This class has helped me sum up a lot of frustrations and questions I'd had for a while now. In middle school, I argued a lot (Surprise, surprise!) on a wide variety of topics with a pretty limited variety of people, namely other little petulant nerds. We would go back on forth on points of moral arbitration and logical fallacies. But a constant point of irritation for any party in our countless arguments was when we tried to cite a statistical trend or a research study. Both parties often ended up finding something to support their argument, which left everyone at an impasse. Or, on the occasion that only one party found supporting evidence, the opposing party would immediately toss it away as bad research. In either case, the arguments reached a point where the whole pretense of anything along the lines of a debate was lost. We just began talking past each other, making points that were just not processed to the rest of us.

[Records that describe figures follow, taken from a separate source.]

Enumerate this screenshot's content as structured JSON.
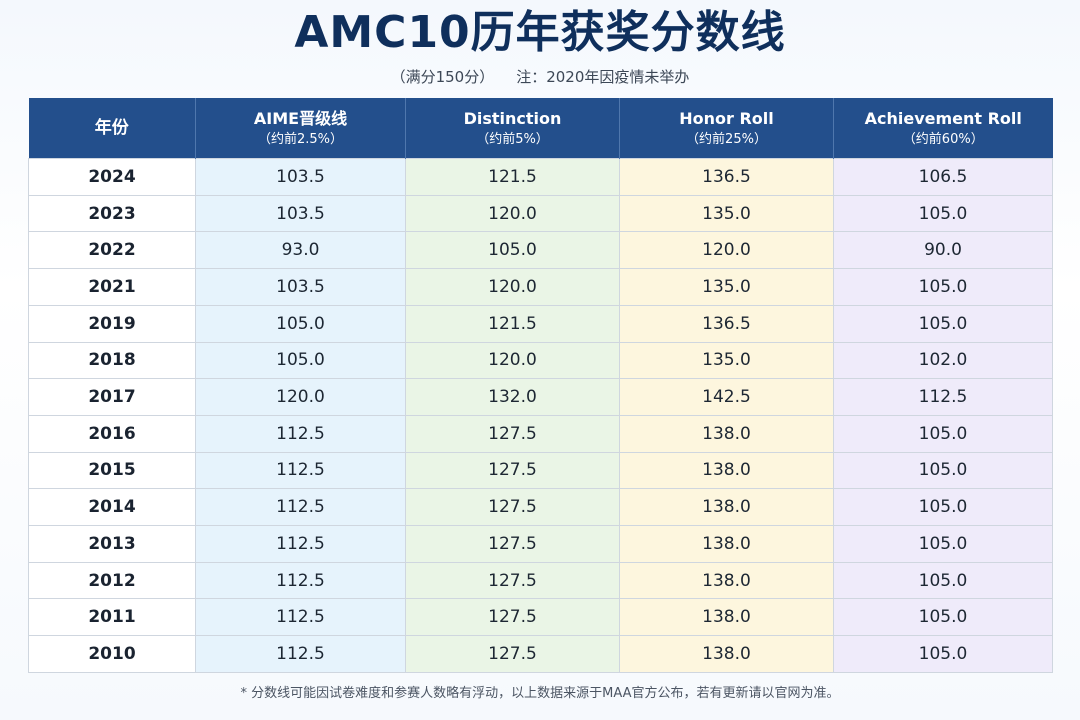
{
  "title": "AMC10历年获奖分数线",
  "subtitle": {
    "full_score": "（满分150分）",
    "note": "注：2020年因疫情未举办"
  },
  "table": {
    "headers": [
      {
        "main": "年份",
        "sub": ""
      },
      {
        "main": "AIME晋级线",
        "sub": "（约前2.5%）"
      },
      {
        "main": "Distinction",
        "sub": "（约前5%）"
      },
      {
        "main": "Honor Roll",
        "sub": "（约前25%）"
      },
      {
        "main": "Achievement Roll",
        "sub": "（约前60%）"
      }
    ],
    "rows": [
      [
        "2024",
        "103.5",
        "121.5",
        "136.5",
        "106.5"
      ],
      [
        "2023",
        "103.5",
        "120.0",
        "135.0",
        "105.0"
      ],
      [
        "2022",
        "93.0",
        "105.0",
        "120.0",
        "90.0"
      ],
      [
        "2021",
        "103.5",
        "120.0",
        "135.0",
        "105.0"
      ],
      [
        "2019",
        "105.0",
        "121.5",
        "136.5",
        "105.0"
      ],
      [
        "2018",
        "105.0",
        "120.0",
        "135.0",
        "102.0"
      ],
      [
        "2017",
        "120.0",
        "132.0",
        "142.5",
        "112.5"
      ],
      [
        "2016",
        "112.5",
        "127.5",
        "138.0",
        "105.0"
      ],
      [
        "2015",
        "112.5",
        "127.5",
        "138.0",
        "105.0"
      ],
      [
        "2014",
        "112.5",
        "127.5",
        "138.0",
        "105.0"
      ],
      [
        "2013",
        "112.5",
        "127.5",
        "138.0",
        "105.0"
      ],
      [
        "2012",
        "112.5",
        "127.5",
        "138.0",
        "105.0"
      ],
      [
        "2011",
        "112.5",
        "127.5",
        "138.0",
        "105.0"
      ],
      [
        "2010",
        "112.5",
        "127.5",
        "138.0",
        "105.0"
      ]
    ]
  },
  "footnote": "* 分数线可能因试卷难度和参赛人数略有浮动，以上数据来源于MAA官方公布，若有更新请以官网为准。",
  "colors": {
    "header_bg": "#234f8c",
    "title": "#0f2f5c",
    "aime_col": "#e6f3fc",
    "distinction_col": "#eaf5e6",
    "honor_col": "#fdf6de",
    "achievement_col": "#efebfa"
  }
}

The nature of this argument might sound familiar to anyone who's kept up with the news ever. For the past few years, it seems like we've been seeing more and more of this type of argument and on a much larger scale than a couple of middle schoolers arguing with each other. There are very few avenues in which both sides of the political aisle come together to have genuine discussions with each other. The "talking past each other" nature of their argument originates from a similar source as the middle school arguments, which is that neither party has an agreed upon standard of evidence. Every week we have a new Benghazi, Obama's birth certificate, Newtown conspiracy, topics of discussion in which prominent figures from either side of the aisle simply fail to agree on what qualifies as valid evidence.
The massive stream of information presented by the Internet Age ends up becoming counterproductive. With so many potential information sources all equalized by the platform, it becomes even harder to decipher the true "factual" nature of events.
When we read that reading in the red packet just prior to starting Libra, it said something about the Kennedy assassination being the first time that we saw an event become so disputed. To me, and I feel like to a lot of us, that idea seems unimaginable. Like I said earlier, we have a Benghazi every other week. It seems like, despite the troves of information possessed by Nicholas Branch, we still have no idea what happened that day. Or, perhaps, because of the troves of information we possess, we have no idea what happened.
(Now, as you probably know if you've ever heard me open my mouth, I don't personally see this as a "both sides of the argument" type deal. At the end of the day, one must choose a standard of evidence and I think the standard of evidence used by the left is pretty reliable (i.e. climate scientists, health care economists, nonpartisan government agencies.) That won't be relevant to the points I'm making here, because in this post I'm going to genuinely consider the idea of postmodernism from the right as well since it makes for a compelling argument, but I just want to make it clear where I'm coming from.)
This aspect of postmodernism was fleshed out succinctly for me, oddly enough, by the below scene from It's Always Sunny in Philadelphia.
Mac presents interesting take on postmodernism we haven't really considered yet. Though Doctorow, Butler, Vonnegut, and Reed are all subversive, they all appear to be somewhat left-leaning. (Doctorow, Butler, and Reed explicitly so, but Vonnegut can easily be made to fit left-leaning narratives.) Liberals and progressives can use the idea of postmodernism to rightfully debunk the nature of "facts" that have been largely chosen and constructed by a Western imperialist agenda. But the same logic can be similarly applied to debunk the mainstream liberal media (science included) and support religion.
And although I don't agree with the type of people Mac's character is caricaturizing, taking a postmodern view helps me better understand where they're coming from. How do we truly know what's fact and what's fiction?